Era uma boneca de pano, cujos olhos, boca, cilhos, tudo era pintado à mão. Antes de bonita, curiosa. Antes de ser a preferida era ‘a imprescindível’. Não por ser a mocinha das histórias, mas sim personagem coadjuvante permanente. Afinal, as mocinhas eram substituídas sempre que chegava uma boneca nova... então ela podia ser má, podia ser péssima, podia nem ser nada, mas estava sempre lá. Sem tempo, sem moda. Seu vestido preto de pequenas bolinhas brancas com um laçarote vermelho na fina cintura era costurado no próprio corpo, então só as Barbies variavam seus guarda roupas. As recém-chegadas das lojas seriam as donas dos modelitos mais transados. As mais velhas usavam qualquer trapo velho e seriam sempre as empregadas domésticas, as figurantes, as invisíveis...Não sei as brincadeiras de adultos, mas as de crianças, não raro, costumam ser maquetes minuciosas da realidade. Duplos sinceros, principalmente quando se tem seis, sete, oito anos...

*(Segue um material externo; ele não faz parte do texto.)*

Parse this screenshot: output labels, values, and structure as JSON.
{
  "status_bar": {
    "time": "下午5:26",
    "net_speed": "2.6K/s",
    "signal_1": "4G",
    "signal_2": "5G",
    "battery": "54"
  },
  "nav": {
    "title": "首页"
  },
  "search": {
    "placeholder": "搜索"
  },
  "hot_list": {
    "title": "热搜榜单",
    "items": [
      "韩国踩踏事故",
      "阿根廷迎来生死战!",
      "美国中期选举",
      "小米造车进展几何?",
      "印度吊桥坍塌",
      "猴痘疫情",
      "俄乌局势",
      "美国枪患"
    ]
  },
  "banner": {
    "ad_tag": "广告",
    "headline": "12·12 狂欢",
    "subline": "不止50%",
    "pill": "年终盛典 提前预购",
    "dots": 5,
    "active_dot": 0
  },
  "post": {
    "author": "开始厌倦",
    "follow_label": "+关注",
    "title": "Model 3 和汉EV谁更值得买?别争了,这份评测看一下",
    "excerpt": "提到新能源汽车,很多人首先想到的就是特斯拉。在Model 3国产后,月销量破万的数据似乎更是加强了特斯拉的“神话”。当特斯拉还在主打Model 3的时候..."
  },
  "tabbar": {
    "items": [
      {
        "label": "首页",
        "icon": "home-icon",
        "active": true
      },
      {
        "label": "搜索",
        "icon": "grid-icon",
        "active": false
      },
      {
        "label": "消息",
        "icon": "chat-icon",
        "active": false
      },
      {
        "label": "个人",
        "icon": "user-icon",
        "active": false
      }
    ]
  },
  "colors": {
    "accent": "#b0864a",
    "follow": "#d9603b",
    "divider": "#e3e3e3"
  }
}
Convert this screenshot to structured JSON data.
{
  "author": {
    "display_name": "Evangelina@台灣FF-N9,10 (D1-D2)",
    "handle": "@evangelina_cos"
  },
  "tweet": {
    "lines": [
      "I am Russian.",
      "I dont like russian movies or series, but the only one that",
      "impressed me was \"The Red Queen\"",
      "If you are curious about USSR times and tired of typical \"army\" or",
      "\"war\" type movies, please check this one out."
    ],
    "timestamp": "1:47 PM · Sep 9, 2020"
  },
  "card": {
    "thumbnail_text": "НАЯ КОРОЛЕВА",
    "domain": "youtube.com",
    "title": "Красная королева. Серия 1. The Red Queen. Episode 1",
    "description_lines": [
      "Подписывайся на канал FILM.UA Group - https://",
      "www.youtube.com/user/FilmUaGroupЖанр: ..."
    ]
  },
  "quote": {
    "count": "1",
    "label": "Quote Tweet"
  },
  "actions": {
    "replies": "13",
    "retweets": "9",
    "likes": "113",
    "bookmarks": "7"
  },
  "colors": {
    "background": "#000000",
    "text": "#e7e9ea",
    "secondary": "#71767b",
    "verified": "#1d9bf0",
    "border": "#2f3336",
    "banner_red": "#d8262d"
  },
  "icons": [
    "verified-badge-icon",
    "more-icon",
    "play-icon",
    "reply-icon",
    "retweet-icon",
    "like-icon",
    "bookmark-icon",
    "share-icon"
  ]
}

Era a boneca que podia roubar os namorados das mocinhas porque  não amava, não tinha par, nem trilha sonora, nem final feliz. Mas sempre tinha uma aventura interessante com o galã da vez. Há época de sua infância as telenovelas apresentavam, ainda menos, amores lésbicos, e só por isso, a boneca de pano também não teve experiências afetivas mais diversificadas.

Claro que ela deu um nome à boneca... Normalmente Natália. Igual à Natália do Vale - a atriz mais bonita que via na TV. No fundo...era só uma espécie de codinome, nome de personagem... Houve outros, mas Natália ficou sendo usado até que pudesse descobrir seu nome secreto, quando então poderia chama-la e se fazer escutar. Sim, porque ela devia ter um nome verdadeiro. Algum que lhe caísse feito uma luva, que lhe identificasse sobre todos os outros e que não podia ser trocado, assim como seu vestido preto de bolinhas brancas e laçarote vermelho na fina cintura. Um que fosse rosto e não persona.

            Natália tinha cabelos de lã marrom, que ela ia cortando sempre que dava na telha. Um dia tornou-a para sempre chanel , mesmo quando não sabia que Chanel era nome de mulher.

Natália nunca teve roteiro. Ou nunca o seguiu. Compunha o núcleo de improviso de suas brincadeiras. Estava lá entre as Barbies, Susies, Kens, Bobs e os Falcons do irmão; entre os bichos de pelúcia que compunham o set das brincadeiras de escolinha em que era a professora; entre o público figurante dos programas de auditório que  apresentava... E quando não houve mais brincadeiras, Natália ainda estava lá. Com a costura do pescoço meio puída, um encardido no branco da pele e as outras cores todas desmaiadas.

Natália não teve início porque lembrava-se dela desde quando se entendeu por gente. Feita pelas mãos talentosas de sua mãe, não havia outra igual no mundo! Também não teve fim porque jamais se desfaria da boneca desengonçada e onipresente.  A boneca que viveu todas as vidas que ela quis e não quis ter.

Não, Natália não sumiu. Saiu pra comprar cigarros e, como não fumava, nunca mais voltou. Embriagou-se dos anos todos que vieram, embebedou-se nas vidas todas de sua única vida de Fada Bêbada. E a menina esteve sempre certa. Agora podia chama-la e fazê-la aparecer: - Fada Bêbada!